On Thursday, November 7, 2013 9:50:35 PM UTC, David Hartley wrote: > In message <7vKtBqDeeAfSFwPl@212648.invalid>, David Hartley > > <firstname.lastname@example.org> writes > > >Replace X and X' by X_0 and X_1 from [B(4)]^r such that (X,X') = > > >(X_0,X_1) and f(X) = f(X_0), f(X') = f(X_1)(as in Rado's proof). Let > > >X_0^sigma = b_4p. Form X_2 from X_0 by replacing X_0^sigma by b_(4p+2). > > >Since sigma is not in L, f(X_0) = f(X_2). X_1^rho = X_0^sigma is not in > > >X_2 so the lemma can be applied to X_2 and X_1, giving f(X_2) =/= > > >f(x_1) and so f(X_0) =/= f(X_1). > > > > > >Hope there's no mistakes. > > > > Well I've spotted one mistake already.
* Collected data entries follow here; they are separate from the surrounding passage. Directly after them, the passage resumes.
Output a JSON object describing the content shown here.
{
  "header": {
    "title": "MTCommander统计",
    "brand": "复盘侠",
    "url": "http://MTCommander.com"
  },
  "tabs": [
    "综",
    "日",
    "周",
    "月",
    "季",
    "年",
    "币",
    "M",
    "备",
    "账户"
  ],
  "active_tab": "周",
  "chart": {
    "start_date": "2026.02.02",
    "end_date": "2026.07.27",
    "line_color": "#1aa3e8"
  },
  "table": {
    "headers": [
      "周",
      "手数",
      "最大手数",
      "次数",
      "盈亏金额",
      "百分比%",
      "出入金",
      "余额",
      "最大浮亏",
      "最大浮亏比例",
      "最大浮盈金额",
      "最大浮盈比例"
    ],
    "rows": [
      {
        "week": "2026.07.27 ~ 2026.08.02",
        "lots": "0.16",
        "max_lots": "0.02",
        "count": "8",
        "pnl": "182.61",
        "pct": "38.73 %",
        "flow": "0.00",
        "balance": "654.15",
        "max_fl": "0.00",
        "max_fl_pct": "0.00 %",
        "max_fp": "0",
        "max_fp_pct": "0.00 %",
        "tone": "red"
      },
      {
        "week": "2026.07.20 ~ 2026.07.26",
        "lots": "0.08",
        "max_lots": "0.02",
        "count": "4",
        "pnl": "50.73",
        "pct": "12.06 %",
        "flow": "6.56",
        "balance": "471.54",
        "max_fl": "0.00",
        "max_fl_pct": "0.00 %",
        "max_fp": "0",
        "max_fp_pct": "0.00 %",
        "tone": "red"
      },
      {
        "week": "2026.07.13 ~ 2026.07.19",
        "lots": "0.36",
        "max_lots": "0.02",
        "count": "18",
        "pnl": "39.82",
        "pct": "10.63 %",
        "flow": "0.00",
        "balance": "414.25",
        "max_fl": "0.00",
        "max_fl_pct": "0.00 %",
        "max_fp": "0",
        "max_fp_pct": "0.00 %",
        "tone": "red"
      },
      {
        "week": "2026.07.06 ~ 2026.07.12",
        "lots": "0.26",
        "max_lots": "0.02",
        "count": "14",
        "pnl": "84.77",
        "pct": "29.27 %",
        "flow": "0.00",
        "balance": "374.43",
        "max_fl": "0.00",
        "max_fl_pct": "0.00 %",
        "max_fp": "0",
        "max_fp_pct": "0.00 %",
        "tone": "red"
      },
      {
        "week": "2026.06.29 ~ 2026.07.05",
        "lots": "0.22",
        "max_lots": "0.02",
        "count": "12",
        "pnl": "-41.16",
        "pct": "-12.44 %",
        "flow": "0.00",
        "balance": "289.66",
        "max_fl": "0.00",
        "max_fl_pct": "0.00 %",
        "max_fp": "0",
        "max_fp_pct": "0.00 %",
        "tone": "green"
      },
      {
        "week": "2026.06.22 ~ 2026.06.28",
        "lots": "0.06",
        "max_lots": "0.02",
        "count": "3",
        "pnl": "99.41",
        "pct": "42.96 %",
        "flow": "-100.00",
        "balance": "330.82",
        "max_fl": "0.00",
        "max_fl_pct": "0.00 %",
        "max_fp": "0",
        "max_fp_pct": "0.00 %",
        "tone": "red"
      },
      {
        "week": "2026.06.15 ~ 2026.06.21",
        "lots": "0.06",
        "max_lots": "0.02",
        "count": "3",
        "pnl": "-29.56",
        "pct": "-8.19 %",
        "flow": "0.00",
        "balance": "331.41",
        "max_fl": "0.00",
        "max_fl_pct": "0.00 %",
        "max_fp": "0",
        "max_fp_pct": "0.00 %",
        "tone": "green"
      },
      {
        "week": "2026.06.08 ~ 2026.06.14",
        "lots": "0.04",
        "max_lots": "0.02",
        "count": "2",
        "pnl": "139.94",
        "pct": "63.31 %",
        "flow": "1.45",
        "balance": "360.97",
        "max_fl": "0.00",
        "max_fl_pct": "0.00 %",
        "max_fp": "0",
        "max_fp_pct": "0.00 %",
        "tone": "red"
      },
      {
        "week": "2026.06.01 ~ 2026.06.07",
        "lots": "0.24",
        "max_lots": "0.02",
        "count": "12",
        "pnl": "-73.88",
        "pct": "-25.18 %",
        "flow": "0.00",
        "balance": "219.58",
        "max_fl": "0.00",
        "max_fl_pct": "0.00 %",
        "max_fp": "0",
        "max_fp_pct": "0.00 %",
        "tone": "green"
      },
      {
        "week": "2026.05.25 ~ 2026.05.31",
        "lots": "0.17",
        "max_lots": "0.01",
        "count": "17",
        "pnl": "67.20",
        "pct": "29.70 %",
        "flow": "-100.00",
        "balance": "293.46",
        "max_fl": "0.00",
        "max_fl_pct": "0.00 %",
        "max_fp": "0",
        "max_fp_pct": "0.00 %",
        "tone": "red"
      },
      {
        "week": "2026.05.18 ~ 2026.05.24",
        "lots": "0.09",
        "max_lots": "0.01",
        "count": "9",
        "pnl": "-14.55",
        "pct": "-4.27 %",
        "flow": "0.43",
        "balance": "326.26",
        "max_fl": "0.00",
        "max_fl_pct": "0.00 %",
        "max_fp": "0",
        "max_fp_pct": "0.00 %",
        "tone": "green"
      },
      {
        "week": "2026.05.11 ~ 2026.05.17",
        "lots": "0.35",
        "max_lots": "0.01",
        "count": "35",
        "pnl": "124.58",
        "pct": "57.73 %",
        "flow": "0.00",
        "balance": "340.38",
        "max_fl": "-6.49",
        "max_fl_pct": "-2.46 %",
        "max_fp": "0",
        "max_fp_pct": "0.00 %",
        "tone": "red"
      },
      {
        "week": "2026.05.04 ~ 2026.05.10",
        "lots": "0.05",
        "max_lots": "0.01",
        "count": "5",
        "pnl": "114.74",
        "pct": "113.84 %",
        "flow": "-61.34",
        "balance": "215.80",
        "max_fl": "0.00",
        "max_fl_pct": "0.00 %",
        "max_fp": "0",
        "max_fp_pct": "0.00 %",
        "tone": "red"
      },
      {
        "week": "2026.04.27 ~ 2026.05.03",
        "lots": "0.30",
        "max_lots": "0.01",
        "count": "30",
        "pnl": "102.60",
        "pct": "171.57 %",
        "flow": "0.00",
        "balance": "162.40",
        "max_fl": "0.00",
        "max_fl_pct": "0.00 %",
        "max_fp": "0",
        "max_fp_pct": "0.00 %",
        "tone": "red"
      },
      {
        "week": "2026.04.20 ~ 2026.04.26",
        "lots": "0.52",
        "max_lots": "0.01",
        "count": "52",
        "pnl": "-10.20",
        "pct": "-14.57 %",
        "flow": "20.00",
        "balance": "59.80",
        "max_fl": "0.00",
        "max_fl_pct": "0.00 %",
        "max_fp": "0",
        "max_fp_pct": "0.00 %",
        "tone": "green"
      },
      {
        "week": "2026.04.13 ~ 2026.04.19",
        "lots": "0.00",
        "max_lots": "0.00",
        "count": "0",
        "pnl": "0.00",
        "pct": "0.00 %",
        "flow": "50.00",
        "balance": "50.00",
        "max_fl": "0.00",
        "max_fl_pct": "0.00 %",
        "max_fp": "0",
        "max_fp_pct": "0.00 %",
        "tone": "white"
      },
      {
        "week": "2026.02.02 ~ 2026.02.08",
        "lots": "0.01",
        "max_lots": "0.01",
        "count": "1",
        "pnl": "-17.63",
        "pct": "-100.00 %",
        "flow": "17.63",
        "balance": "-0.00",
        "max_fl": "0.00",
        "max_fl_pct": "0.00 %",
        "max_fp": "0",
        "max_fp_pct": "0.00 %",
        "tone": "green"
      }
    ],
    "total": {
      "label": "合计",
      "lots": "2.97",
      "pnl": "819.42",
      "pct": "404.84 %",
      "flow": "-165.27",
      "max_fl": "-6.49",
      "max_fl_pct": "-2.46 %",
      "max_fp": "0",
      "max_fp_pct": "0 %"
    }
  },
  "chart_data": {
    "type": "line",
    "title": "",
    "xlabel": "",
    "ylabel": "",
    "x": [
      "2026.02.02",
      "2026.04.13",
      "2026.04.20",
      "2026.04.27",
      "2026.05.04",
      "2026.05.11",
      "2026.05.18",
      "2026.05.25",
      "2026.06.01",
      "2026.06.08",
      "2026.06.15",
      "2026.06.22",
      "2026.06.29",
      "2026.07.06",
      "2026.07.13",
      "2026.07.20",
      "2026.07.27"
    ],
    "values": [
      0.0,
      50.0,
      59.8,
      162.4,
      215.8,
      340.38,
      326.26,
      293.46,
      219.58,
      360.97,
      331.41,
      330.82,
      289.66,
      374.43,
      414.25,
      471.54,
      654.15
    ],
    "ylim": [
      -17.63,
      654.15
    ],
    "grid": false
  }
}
We can only select X_0 and X_1 to > > get (X,X') = (X_0,X_1) not to also have f(X) = f(X_0), f(X') = f(X_1). > > But it doesn't matter, that's enough for f(X_0) =/= f(X_1) to imply f(X) > > =/= f(X') > > -- >
I think I can offer a tiny further improvement in your simplification as follows. In contrast to Rado, the set on which we show canonicity is B(4) rather than B(2). Your lemma 1 can then be used unchanged because B(4) is a subset of B(2). This approach lets us omit the step: [Replace X and X' by X_0 and X_1 from [B(4)]^r such that (X,X') = (X_0,X_1)]
Does this work as a further simplification or does it simplify too much, and thereby introduce an error?